In the experiment, when we changed the delay of the idler pulse in the synthesizer from an initial position A to a position B with a ${+}{1.7}\;{\rm{fs}}$ delay, the photoelectron spectrum measured by the eTOF device shifted from the red to the blue curve shown in Fig. 3(b). We applied four rounds of as streaking sequentially with the delay positions located in the order A–B–A–B for the idler pulse of the synthesizer. From these attosecond streaking results, we find that the retrieved IAP durations obtained in the 1st and 3rd scans, with the idler pulse delay at position A, are around 270 as, as shown in Fig. 3(c). Correspondingly, for the 2nd and 4th scans, with the idler delay at position B, the retrieved IAP durations are consistently 240 as, as shown in Fig. 3(d). These results provide strong evidence that stable and intense IAP generation has been achieved by the waveform synthesizer at a 10 Hz repetition rate. The duration of the output pulse can thus be tuned by tailoring the waveform synthesizer. In the current experiment, the shortest measured pulse duration (226 as) was limited by the bandwidth of the multilayer mirror, which is centered at 65 eV. It may be possible to overcome this bandwidth limitation by replacing this multilayer mirror with a grazing incidence toroidal mirror. The atto-chirp of the measured IAP is very small [27] because only the cutoff region of the spectrum is extracted by the multilayer mirror. This is also confirmed by the phase information retrieved for every streaking measurement.
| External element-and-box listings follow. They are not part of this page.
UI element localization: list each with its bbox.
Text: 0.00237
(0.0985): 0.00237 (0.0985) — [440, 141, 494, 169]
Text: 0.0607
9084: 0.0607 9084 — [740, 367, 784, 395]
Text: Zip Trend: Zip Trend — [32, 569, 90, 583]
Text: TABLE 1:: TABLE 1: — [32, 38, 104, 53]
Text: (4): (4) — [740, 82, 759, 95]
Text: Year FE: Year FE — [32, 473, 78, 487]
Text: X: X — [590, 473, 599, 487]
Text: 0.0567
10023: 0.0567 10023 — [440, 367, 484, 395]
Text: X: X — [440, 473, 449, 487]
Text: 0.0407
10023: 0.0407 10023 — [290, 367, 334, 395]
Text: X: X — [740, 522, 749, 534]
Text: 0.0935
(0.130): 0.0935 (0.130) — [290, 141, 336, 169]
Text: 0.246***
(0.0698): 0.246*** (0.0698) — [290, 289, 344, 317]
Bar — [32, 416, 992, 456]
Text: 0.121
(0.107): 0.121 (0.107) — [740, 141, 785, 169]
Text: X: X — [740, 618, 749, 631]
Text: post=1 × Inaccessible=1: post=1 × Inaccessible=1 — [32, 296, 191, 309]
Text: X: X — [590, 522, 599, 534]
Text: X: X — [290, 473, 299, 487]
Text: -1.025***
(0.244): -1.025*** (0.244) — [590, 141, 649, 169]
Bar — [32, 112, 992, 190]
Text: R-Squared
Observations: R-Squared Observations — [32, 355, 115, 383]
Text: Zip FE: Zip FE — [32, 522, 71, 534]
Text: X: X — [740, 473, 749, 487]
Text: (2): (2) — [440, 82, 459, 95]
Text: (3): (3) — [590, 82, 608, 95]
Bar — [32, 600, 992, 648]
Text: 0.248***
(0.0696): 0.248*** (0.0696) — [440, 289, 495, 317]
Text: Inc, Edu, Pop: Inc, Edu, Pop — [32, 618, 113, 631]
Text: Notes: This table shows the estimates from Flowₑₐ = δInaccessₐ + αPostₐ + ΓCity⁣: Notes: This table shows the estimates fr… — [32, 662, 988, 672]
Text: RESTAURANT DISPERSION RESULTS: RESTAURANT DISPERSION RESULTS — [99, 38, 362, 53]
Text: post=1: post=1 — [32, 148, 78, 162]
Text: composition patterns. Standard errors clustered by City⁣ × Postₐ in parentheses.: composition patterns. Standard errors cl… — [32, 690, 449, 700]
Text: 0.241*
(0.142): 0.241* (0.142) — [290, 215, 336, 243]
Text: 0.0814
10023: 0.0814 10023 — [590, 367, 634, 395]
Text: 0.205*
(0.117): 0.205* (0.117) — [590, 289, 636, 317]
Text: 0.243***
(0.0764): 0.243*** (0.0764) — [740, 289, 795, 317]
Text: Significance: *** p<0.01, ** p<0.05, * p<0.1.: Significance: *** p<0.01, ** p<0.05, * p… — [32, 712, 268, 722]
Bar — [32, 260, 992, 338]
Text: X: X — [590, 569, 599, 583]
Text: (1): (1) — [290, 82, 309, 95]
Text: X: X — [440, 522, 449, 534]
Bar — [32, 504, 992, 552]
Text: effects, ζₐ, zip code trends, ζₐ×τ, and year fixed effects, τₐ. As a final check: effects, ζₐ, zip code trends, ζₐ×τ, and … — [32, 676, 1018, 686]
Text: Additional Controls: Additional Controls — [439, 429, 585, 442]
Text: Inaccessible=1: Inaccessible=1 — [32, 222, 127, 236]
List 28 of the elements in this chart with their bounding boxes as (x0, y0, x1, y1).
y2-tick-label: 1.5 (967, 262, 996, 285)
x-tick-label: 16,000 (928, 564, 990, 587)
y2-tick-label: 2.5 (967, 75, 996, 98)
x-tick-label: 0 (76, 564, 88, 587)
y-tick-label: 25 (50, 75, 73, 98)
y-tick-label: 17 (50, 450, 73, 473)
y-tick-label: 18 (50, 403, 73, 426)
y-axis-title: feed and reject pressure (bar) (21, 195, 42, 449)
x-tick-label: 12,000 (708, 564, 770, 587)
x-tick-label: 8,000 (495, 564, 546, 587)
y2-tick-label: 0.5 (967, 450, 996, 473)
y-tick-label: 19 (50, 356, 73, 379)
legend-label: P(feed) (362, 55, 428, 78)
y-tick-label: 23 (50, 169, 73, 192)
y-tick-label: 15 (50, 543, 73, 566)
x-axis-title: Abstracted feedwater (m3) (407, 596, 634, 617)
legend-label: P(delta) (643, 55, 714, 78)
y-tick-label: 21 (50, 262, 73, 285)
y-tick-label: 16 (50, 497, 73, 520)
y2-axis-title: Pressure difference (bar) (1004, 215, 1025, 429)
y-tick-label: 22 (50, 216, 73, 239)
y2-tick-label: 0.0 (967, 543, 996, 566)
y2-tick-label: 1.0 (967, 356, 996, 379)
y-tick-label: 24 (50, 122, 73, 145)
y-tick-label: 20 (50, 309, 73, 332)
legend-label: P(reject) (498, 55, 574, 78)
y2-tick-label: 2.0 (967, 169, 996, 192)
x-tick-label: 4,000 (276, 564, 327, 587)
We have demonstrated as streaking measurements to characterize a low-repetition-rate, intense IAP source. We experimentally confirmed the GW-scale IAP output (10 Hz, 0.24 µJ, 226 as) using the HHG from a waveform-tailored, high-power, multichannel synthesizer. The results prove that intense IAPs were generated, and the excellent stability of the synthesizer makes it possible to characterize the pulse duration by using the as streaking method at a 10 Hz repetition rate. The streaking experiment also proves that tunability of the pulse durations of the IAPs generated by the synthesizer is achievable. Our streaking system also can be applied to measure the sub-µJ low-repetition-rate continuum HHG above 100 eV [28] by employing appropriate optics. The tabletop-based, intense IAP source developed in this work constitutes a breakthrough in the power and repetition-rate limitations of IAPs in the HHG route. As complementary partners with the free-electron laser route sources, their synergy will pave the way for future applications [29–31] in attosecond science.